Patience
Written by: Adam Knight, Language Arts Teacher, West High School
I gently lugged the 72-pound toolbox onto the scale and draped my arm over the 5’x5’ box at my side to steady it. The ticket agent tapped away at her keyboard, four bags, all over weight. I shoved another toolbox, a pack, and a duffel bag toward the scale. This is my carry-on. I rocked the box at my side, a 4-foot satellite dish and mounting arms. The agent looked up from the monitor and over glasses she wasn’t wearing. She was not amused.
Nor was I amused, sweaty and disheveled within an hour of showering, my ball cap not to be straight again for at least a week, first in line before even the first tour bus at 5:00 in the morning. My only semi-reliable traveling partner had not arrived at the airport yet, and I had found the tools he had stowed at the warehouse scattered, unpacked and lacking consumables that had all been used the prior week. It would have been fine by me if Dexter missed the flight. He had a way of offending people with disparaging comments about their community and culture within seconds of stepping off the plane, and I would have been just as happy to not have that as a dynamic of this trip, our fifteenth in a circuit of thirty-plus trips we would take that summer to rural Alaska communities.
The agent handed me my boarding pass, and I wandered to the gate. Dexter arrived as the plane was half boarded, looking lost as his platinum blond mullet flapped twenty years out of date down the concourse behind him. When the plane arrived in Bethel our dish was carried in by the ramp agents, and our toolboxes and duffles carouseled in with other like baggage: toolboxes, coolers, fish totes, and the occasional suitcase.
“Well what are we gonna do now?” Dexter demanded. The day before when it had occurred to everyone at the office that even unpacked we wouldn’t be able to get the dish into the door of a Cessna, we had called an arranged for a local employee in Kwethluk to come ferry us by boat from Bethel. That still left us a cab ride from the town dock, none with adequate roof area for us to go screaming down the Eddie Hoffman Highway without losing the dish to the frost heaves.

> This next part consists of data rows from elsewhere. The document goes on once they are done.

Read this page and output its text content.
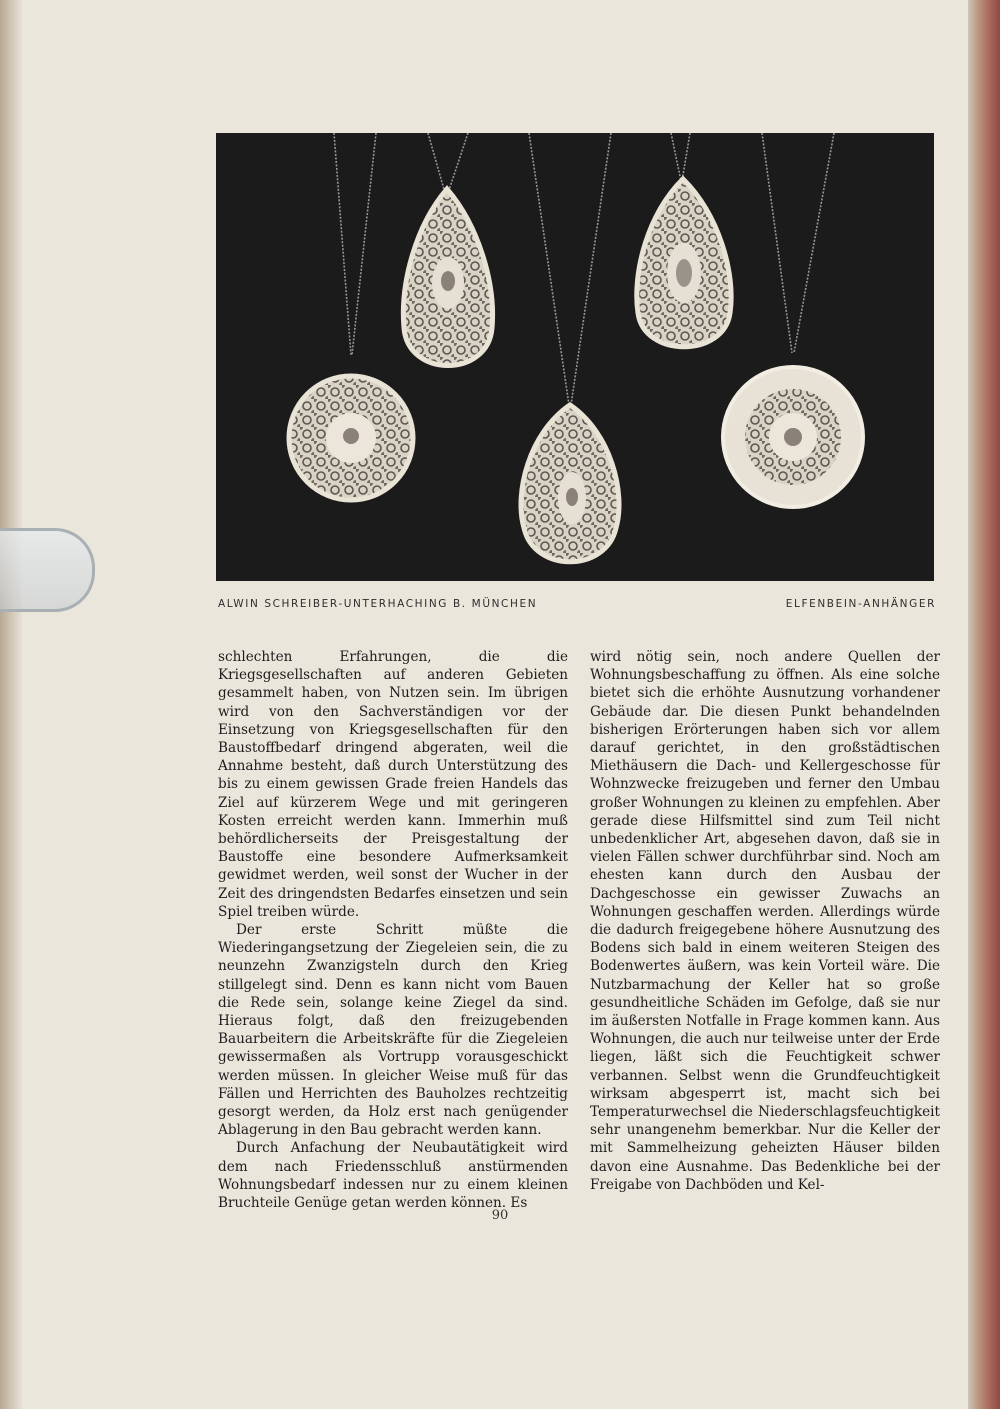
ALWIN SCHREIBER-UNTERHACHING B. MÜNCHEN	ELFENBEIN-ANHÄNGER

schlechten Erfahrungen, die die Kriegsgesellschaften auf anderen Gebieten gesammelt haben, von Nutzen sein. Im übrigen wird von den Sachverständigen vor der Einsetzung von Kriegsgesellschaften für den Baustoffbedarf dringend abgeraten, weil die Annahme besteht, daß durch Unterstützung des bis zu einem gewissen Grade freien Handels das Ziel auf kürzerem Wege und mit geringeren Kosten erreicht werden kann. Immerhin muß behördlicherseits der Preisgestaltung der Baustoffe eine besondere Aufmerksamkeit gewidmet werden, weil sonst der Wucher in der Zeit des dringendsten Bedarfes einsetzen und sein Spiel treiben würde.

Der erste Schritt müßte die Wiederingangsetzung der Ziegeleien sein, die zu neunzehn Zwanzigsteln durch den Krieg stillgelegt sind. Denn es kann nicht vom Bauen die Rede sein, solange keine Ziegel da sind. Hieraus folgt, daß den freizugebenden Bauarbeitern die Arbeitskräfte für die Ziegeleien gewissermaßen als Vortrupp vorausgeschickt werden müssen. In gleicher Weise muß für das Fällen und Herrichten des Bauholzes rechtzeitig gesorgt werden, da Holz erst nach genügender Ablagerung in den Bau gebracht werden kann.

Durch Anfachung der Neubautätigkeit wird dem nach Friedensschluß anstürmenden Wohnungsbedarf indessen nur zu einem kleinen Bruchteile Genüge getan werden können. Es

wird nötig sein, noch andere Quellen der Wohnungsbeschaffung zu öffnen. Als eine solche bietet sich die erhöhte Ausnutzung vorhandener Gebäude dar. Die diesen Punkt behandelnden bisherigen Erörterungen haben sich vor allem darauf gerichtet, in den großstädtischen Miethäusern die Dach- und Kellergeschosse für Wohnzwecke freizugeben und ferner den Umbau großer Wohnungen zu kleinen zu empfehlen. Aber gerade diese Hilfsmittel sind zum Teil nicht unbedenklicher Art, abgesehen davon, daß sie in vielen Fällen schwer durchführbar sind. Noch am ehesten kann durch den Ausbau der Dachgeschosse ein gewisser Zuwachs an Wohnungen geschaffen werden. Allerdings würde die dadurch freigegebene höhere Ausnutzung des Bodens sich bald in einem weiteren Steigen des Bodenwertes äußern, was kein Vorteil wäre. Die Nutzbarmachung der Keller hat so große gesundheitliche Schäden im Gefolge, daß sie nur im äußersten Notfalle in Frage kommen kann. Aus Wohnungen, die auch nur teilweise unter der Erde liegen, läßt sich die Feuchtigkeit schwer verbannen. Selbst wenn die Grundfeuchtigkeit wirksam abgesperrt ist, macht sich bei Temperaturwechsel die Niederschlagsfeuchtigkeit sehr unangenehm bemerkbar. Nur die Keller der mit Sammelheizung geheizten Häuser bilden davon eine Ausnahme. Das Bedenkliche bei der Freigabe von Dachböden und Kel-

90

I walked down the taxi stand to a light blue Suburban with Kusko Cab stenciled awkwardly on the door. “Say, how wide do those ambulance doors in back open?” The driver stepped out. Not wide enough by a long shot, but we cobbled together a webbing of frayed tow straps and bungee cords and went bounding down the rippled asphalt, driver and each passenger with a hand out the window to steady the load.
I paid the driver, and he left our gear on the boat ramp, an unpaved, dusty slope leading into the Kuskokwim River. Empty soda bottles swirled in the eddy. There was surprisingly little traffic for such a fair, warm summer morning. I opened my duffel bag and produced my life jacket. Dexter’s eyes widened, “Were we supposed to bring life jackets?”
I shrugged and tossed it into the dirt at my feet. I arranged the other gear out of my way and sat down. I folded the panels of the jacket over each other and arranged it behind me. Next I pulled my parka out and draped it over my shoulders and torso. Dexter’s eyes widened more. “What are you doing?”
“Getting comfortable. I was up at 4 to sort the tools you didn’t put away when we got back Friday. I called from the airport. He’ll be an hour or better.” I flopped the hood over my head to keep the sun out of my eyes.
Some time later, I heard shuffling about my head and cracked one eye to see Dexter, life jacket a size too small hiked up into his armpits, loading the last of the gear into a skiff pulled up in the dirt. I rolled over to see Yogi towering over me in all of his four feet and eleven inches. He spoke almost no English, but his face was wide with a grin, and his belly shook a little as he chuckled at the “gussuck” asleep in the dirt. He helped me up and pointed to the boat. I made my way to one of the aluminum benches and sat, leaning forward on my knees and rubbing the longest nap I’d take for a out of my eyes. Yogi handed me a chunk of dry fish and his thermos cup full of coffee, slid the boat back into the river and motored away. As we turned the corner away from Bethel, I watched two swans patrolling back and forth in front of the bank and leaned slightly as Yogi steered to the side of the channel. The day was finally truly under way, more smoothly and a little more rested than I had envisioned when we left Anchorage. I leaned back with another piece of fish and enjoyed breakfast as we motored away up to Kwethluk.
This is a story about patience with circumstances as I experienced it in the YK in the summer of 2001.